In an ironic twist, Hostess Brands Inc., the makers of Twinkies and Wonder bread, amongst other products, filed for bankruptcy earlier this year, citing pensions and a soft economy.  The reasons conspicuously don’t include that perhaps the American consumer may already be turning away from unhealthy products to healthier ones.


Recently, I was in a leadership training program – Northwest Regional Leadership Forum.  One of my assignments for the class was to facilitate the book Brain Rules by John Medina.  To illustrate one of the concept in the book, I designed a simple exercise:

  1. Team-up 2 people
  2. Have each person connect the dot  on a picture containing 100 or more dots.  Record their activity time.
  3. Have each person do simple addition and subtraction sums (I used a handful of sums using a worksheet generated from a site like this one – Math Worksheets).  Record their activity time.  Add time from step 2.
  4. Second part of exercise, I had one person start another connect the dot worksheet, while simultaneously his partner ask him to do simple math sums.  Record the time.
  5. Compare the combined time (from step 2 and step 3) to the time from step 4.

What do you think the results were? What took longer – the time spent connecting the dots and the math sums, when done serially; or, the time it took  to do them simultaneously?  Before starting the exercise, I asked this question, and almost all my classmates thought, it would be when we multi-task.  After all, we were all managers and we were masters at multi-tasking, right?  Well, it didn’t quite work out that way.  Everyone took more time to complete the exercise when trying to multi-task compared to when they focused on doing each activity serially.  (I should add there was one person, who was an exception – so either he is a freak or he cheated!).

So what’s going on?  John Medina says research show that, we humans cannot multi-task.  What we do instead is task-switch.  So for my classmates, the sequence went something like this: start connecting the dots; got an interruption in asking him to do a math sum; stop connecting the dots; do the sum and then go back to connecting the dots.  What was more interesting is that some people got so distracted that at the end of the exercise, they didn’t have the dots connected properly or made mistakes on their math sums.  And this is precisely what Medina says to expect: “a person who is interrupted takes 50 percent longer to accomplish a task.  Not only that, he or she makes up to 50 percent more errors.”

Similar studies of multi-tasking while driving (especially talking on the cell phone) shows that it impairs a driver to such a degree, that it is almost like driving under the influence.

Mary and Tom Poppendieck in their book Lean Software Development: An Agile Toolkit, list task-switching as one of the sources of waste.  And a very common way, we ask our team members to engage in task-switch by design, is by putting them on more than one agile teams.

What’s more, we also have to battle with constant interruption from phones, emails, IMs, streams of social media, and walk-ins.  How do we manage to get any work done?

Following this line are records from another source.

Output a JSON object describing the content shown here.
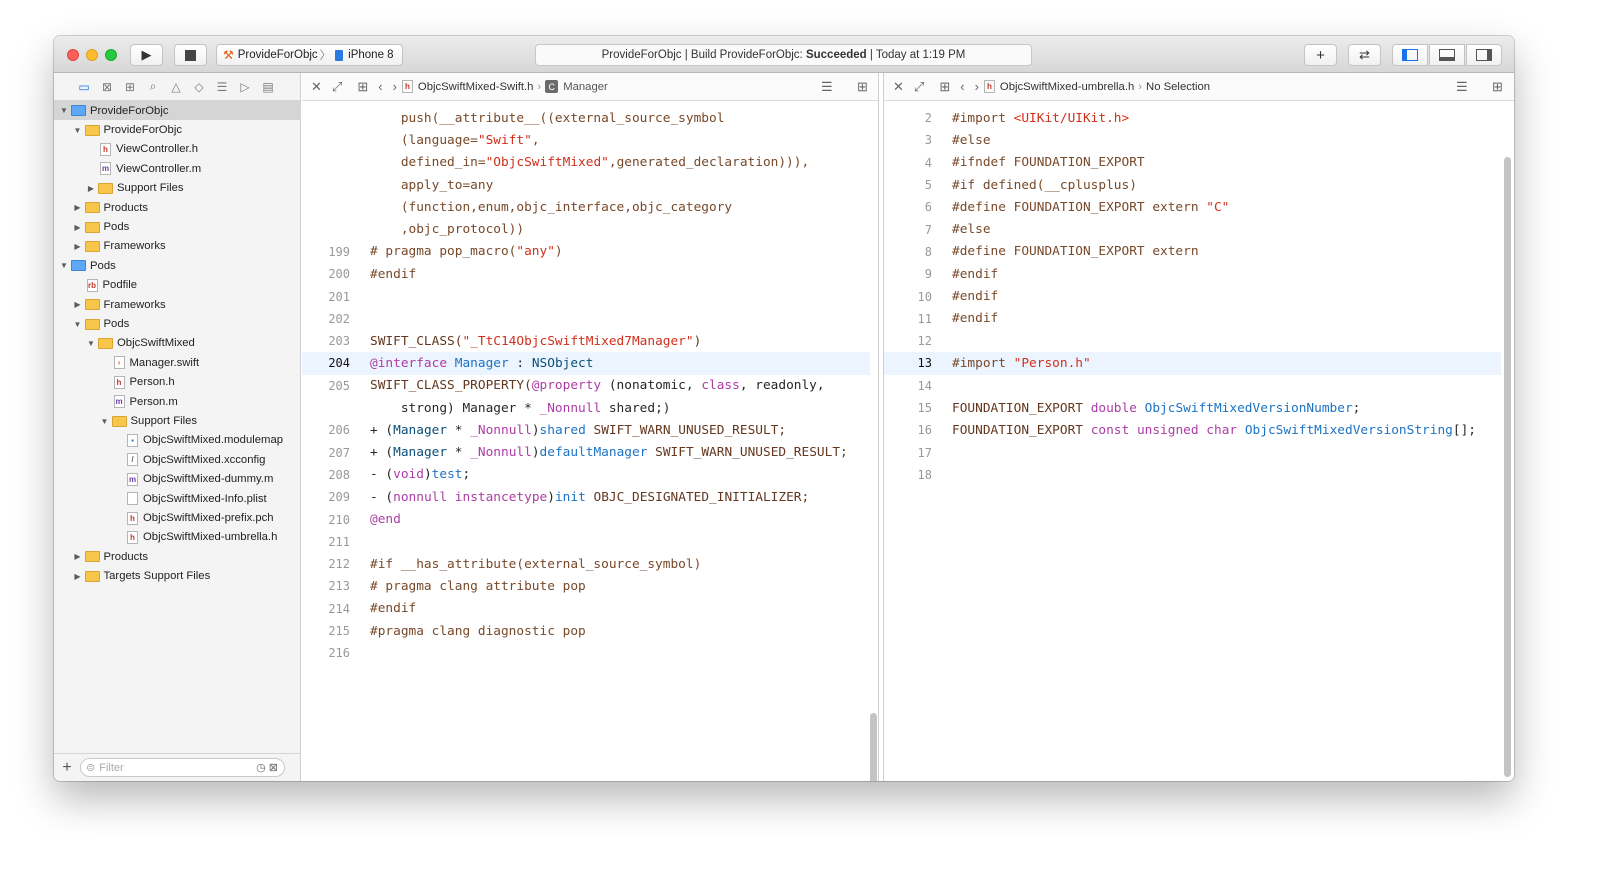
{
  "toolbar": {
    "scheme_name": "ProvideForObjc",
    "scheme_separator": "〉",
    "device_name": "iPhone 8",
    "activity_prefix": "ProvideForObjc | Build ProvideForObjc: ",
    "activity_status": "Succeeded",
    "activity_suffix": " | Today at 1:19 PM"
  },
  "navigator": {
    "items": [
      {
        "label": "ProvideForObjc",
        "depth": 0,
        "kind": "project",
        "expanded": true,
        "selected": true
      },
      {
        "label": "ProvideForObjc",
        "depth": 1,
        "kind": "folder",
        "expanded": true
      },
      {
        "label": "ViewController.h",
        "depth": 2,
        "kind": "h"
      },
      {
        "label": "ViewController.m",
        "depth": 2,
        "kind": "m"
      },
      {
        "label": "Support Files",
        "depth": 2,
        "kind": "folder",
        "expanded": false
      },
      {
        "label": "Products",
        "depth": 1,
        "kind": "folder",
        "expanded": false
      },
      {
        "label": "Pods",
        "depth": 1,
        "kind": "folder",
        "expanded": false
      },
      {
        "label": "Frameworks",
        "depth": 1,
        "kind": "folder",
        "expanded": false
      },
      {
        "label": "Pods",
        "depth": 0,
        "kind": "project",
        "expanded": true
      },
      {
        "label": "Podfile",
        "depth": 1,
        "kind": "rb"
      },
      {
        "label": "Frameworks",
        "depth": 1,
        "kind": "folder",
        "expanded": false
      },
      {
        "label": "Pods",
        "depth": 1,
        "kind": "folder",
        "expanded": true
      },
      {
        "label": "ObjcSwiftMixed",
        "depth": 2,
        "kind": "folder",
        "expanded": true
      },
      {
        "label": "Manager.swift",
        "depth": 3,
        "kind": "swift"
      },
      {
        "label": "Person.h",
        "depth": 3,
        "kind": "h"
      },
      {
        "label": "Person.m",
        "depth": 3,
        "kind": "m"
      },
      {
        "label": "Support Files",
        "depth": 3,
        "kind": "folder",
        "expanded": true
      },
      {
        "label": "ObjcSwiftMixed.modulemap",
        "depth": 4,
        "kind": "map"
      },
      {
        "label": "ObjcSwiftMixed.xcconfig",
        "depth": 4,
        "kind": "cfg"
      },
      {
        "label": "ObjcSwiftMixed-dummy.m",
        "depth": 4,
        "kind": "m"
      },
      {
        "label": "ObjcSwiftMixed-Info.plist",
        "depth": 4,
        "kind": "plist"
      },
      {
        "label": "ObjcSwiftMixed-prefix.pch",
        "depth": 4,
        "kind": "h"
      },
      {
        "label": "ObjcSwiftMixed-umbrella.h",
        "depth": 4,
        "kind": "h"
      },
      {
        "label": "Products",
        "depth": 1,
        "kind": "folder",
        "expanded": false
      },
      {
        "label": "Targets Support Files",
        "depth": 1,
        "kind": "folder",
        "expanded": false
      }
    ],
    "filter_placeholder": "Filter"
  },
  "left_editor": {
    "file_name": "ObjcSwiftMixed-Swift.h",
    "symbol_name": "Manager",
    "lines": [
      {
        "num": "",
        "tokens": [
          [
            "    push(__attribute__((external_source_symbol",
            "p"
          ]
        ]
      },
      {
        "num": "",
        "tokens": [
          [
            "    (language=",
            "p"
          ],
          [
            "\"Swift\"",
            "s"
          ],
          [
            ",",
            "p"
          ]
        ]
      },
      {
        "num": "",
        "tokens": [
          [
            "    defined_in=",
            "p"
          ],
          [
            "\"ObjcSwiftMixed\"",
            "s"
          ],
          [
            ",generated_declaration))),",
            "p"
          ]
        ]
      },
      {
        "num": "",
        "tokens": [
          [
            "    apply_to=any",
            "p"
          ]
        ]
      },
      {
        "num": "",
        "tokens": [
          [
            "    (function,enum,objc_interface,objc_category",
            "p"
          ]
        ]
      },
      {
        "num": "",
        "tokens": [
          [
            "    ,objc_protocol))",
            "p"
          ]
        ]
      },
      {
        "num": "199",
        "tokens": [
          [
            "# pragma pop_macro(",
            "p"
          ],
          [
            "\"any\"",
            "s"
          ],
          [
            ")",
            "p"
          ]
        ]
      },
      {
        "num": "200",
        "tokens": [
          [
            "#endif",
            "p"
          ]
        ]
      },
      {
        "num": "201",
        "tokens": []
      },
      {
        "num": "202",
        "tokens": []
      },
      {
        "num": "203",
        "tokens": [
          [
            "SWIFT_CLASS(",
            "m"
          ],
          [
            "\"_TtC14ObjcSwiftMixed7Manager\"",
            "s"
          ],
          [
            ")",
            "m"
          ]
        ]
      },
      {
        "num": "204",
        "current": true,
        "tokens": [
          [
            "@interface",
            "k"
          ],
          [
            " ",
            "x"
          ],
          [
            "Manager",
            "b"
          ],
          [
            " : ",
            "x"
          ],
          [
            "NSObject",
            "t"
          ]
        ]
      },
      {
        "num": "205",
        "tokens": [
          [
            "SWIFT_CLASS_PROPERTY(",
            "m"
          ],
          [
            "@property",
            "k"
          ],
          [
            " (nonatomic, ",
            "x"
          ],
          [
            "class",
            "k"
          ],
          [
            ", readonly,",
            "x"
          ]
        ]
      },
      {
        "num": "",
        "tokens": [
          [
            "    strong) Manager * ",
            "x"
          ],
          [
            "_Nonnull",
            "k"
          ],
          [
            " shared;)",
            "x"
          ]
        ]
      },
      {
        "num": "206",
        "tokens": [
          [
            "+ (",
            "x"
          ],
          [
            "Manager",
            "t"
          ],
          [
            " * ",
            "x"
          ],
          [
            "_Nonnull",
            "k"
          ],
          [
            ")",
            "x"
          ],
          [
            "shared",
            "b"
          ],
          [
            " SWIFT_WARN_UNUSED_RESULT;",
            "m"
          ]
        ]
      },
      {
        "num": "207",
        "tokens": [
          [
            "+ (",
            "x"
          ],
          [
            "Manager",
            "t"
          ],
          [
            " * ",
            "x"
          ],
          [
            "_Nonnull",
            "k"
          ],
          [
            ")",
            "x"
          ],
          [
            "defaultManager",
            "b"
          ],
          [
            " SWIFT_WARN_UNUSED_RESULT;",
            "m"
          ]
        ]
      },
      {
        "num": "208",
        "tokens": [
          [
            "- (",
            "x"
          ],
          [
            "void",
            "k"
          ],
          [
            ")",
            "x"
          ],
          [
            "test",
            "b"
          ],
          [
            ";",
            "x"
          ]
        ]
      },
      {
        "num": "209",
        "tokens": [
          [
            "- (",
            "x"
          ],
          [
            "nonnull",
            "k"
          ],
          [
            " ",
            "x"
          ],
          [
            "instancetype",
            "k"
          ],
          [
            ")",
            "x"
          ],
          [
            "init",
            "b"
          ],
          [
            " OBJC_DESIGNATED_INITIALIZER;",
            "m"
          ]
        ]
      },
      {
        "num": "210",
        "tokens": [
          [
            "@end",
            "k"
          ]
        ]
      },
      {
        "num": "211",
        "tokens": []
      },
      {
        "num": "212",
        "tokens": [
          [
            "#if __has_attribute(external_source_symbol)",
            "p"
          ]
        ]
      },
      {
        "num": "213",
        "tokens": [
          [
            "# pragma clang attribute pop",
            "p"
          ]
        ]
      },
      {
        "num": "214",
        "tokens": [
          [
            "#endif",
            "p"
          ]
        ]
      },
      {
        "num": "215",
        "tokens": [
          [
            "#pragma clang diagnostic pop",
            "p"
          ]
        ]
      },
      {
        "num": "216",
        "tokens": []
      }
    ]
  },
  "right_editor": {
    "file_name": "ObjcSwiftMixed-umbrella.h",
    "selection_label": "No Selection",
    "lines": [
      {
        "num": "2",
        "tokens": [
          [
            "#import ",
            "p"
          ],
          [
            "<UIKit/UIKit.h>",
            "s"
          ]
        ]
      },
      {
        "num": "3",
        "tokens": [
          [
            "#else",
            "p"
          ]
        ]
      },
      {
        "num": "4",
        "tokens": [
          [
            "#ifndef FOUNDATION_EXPORT",
            "p"
          ]
        ]
      },
      {
        "num": "5",
        "tokens": [
          [
            "#if defined(__cplusplus)",
            "p"
          ]
        ]
      },
      {
        "num": "6",
        "tokens": [
          [
            "#define FOUNDATION_EXPORT extern ",
            "p"
          ],
          [
            "\"C\"",
            "s"
          ]
        ]
      },
      {
        "num": "7",
        "tokens": [
          [
            "#else",
            "p"
          ]
        ]
      },
      {
        "num": "8",
        "tokens": [
          [
            "#define FOUNDATION_EXPORT extern",
            "p"
          ]
        ]
      },
      {
        "num": "9",
        "tokens": [
          [
            "#endif",
            "p"
          ]
        ]
      },
      {
        "num": "10",
        "tokens": [
          [
            "#endif",
            "p"
          ]
        ]
      },
      {
        "num": "11",
        "tokens": [
          [
            "#endif",
            "p"
          ]
        ]
      },
      {
        "num": "12",
        "tokens": []
      },
      {
        "num": "13",
        "current": true,
        "tokens": [
          [
            "#import ",
            "p"
          ],
          [
            "\"Person.h\"",
            "s"
          ]
        ]
      },
      {
        "num": "14",
        "tokens": []
      },
      {
        "num": "15",
        "tokens": [
          [
            "FOUNDATION_EXPORT ",
            "m"
          ],
          [
            "double",
            "k"
          ],
          [
            " ",
            "x"
          ],
          [
            "ObjcSwiftMixedVersionNumber",
            "b"
          ],
          [
            ";",
            "x"
          ]
        ]
      },
      {
        "num": "16",
        "tokens": [
          [
            "FOUNDATION_EXPORT ",
            "m"
          ],
          [
            "const",
            "k"
          ],
          [
            " ",
            "x"
          ],
          [
            "unsigned",
            "k"
          ],
          [
            " ",
            "x"
          ],
          [
            "char",
            "k"
          ],
          [
            " ",
            "x"
          ],
          [
            "ObjcSwiftMixedVersionString",
            "b"
          ],
          [
            "[];",
            "x"
          ]
        ]
      },
      {
        "num": "17",
        "tokens": []
      },
      {
        "num": "18",
        "tokens": []
      }
    ]
  }
}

So how can we support our teams to minimize distractions?   Well, we can transition them to work on a single agile team.

We can create common space for co-located teams.  So that it allows team members to be available to answer questions, collaborate, to problem solve, or be around to soak in information from the ambient conversations.  And we can create  hotel cubes, which allows people to get away for a while and attend to private matters, and this way, they don’t clutter the team space with unwanted noise.

We can shutoff our collection of communication tools even if it for few hours, when we really have to focus on tasks.  I have seen some team members do this very effectively by putting specific messages on their emails or IMs that they are unavailable during certain time period.

We can cull the lists of in-flight projects and try a no standing meeting day.  Both of these last items are getting tried at my work.  And it will be interesting to see what improvements we will see.

We humans still haven’t evolved to effectively multi-task, unlike hindu goddesses, who have multiple limbs and heads and can slay multiple demons at the same time!

So it is best to heed the advise of a zen master: “When washing dishes, wash dishes!”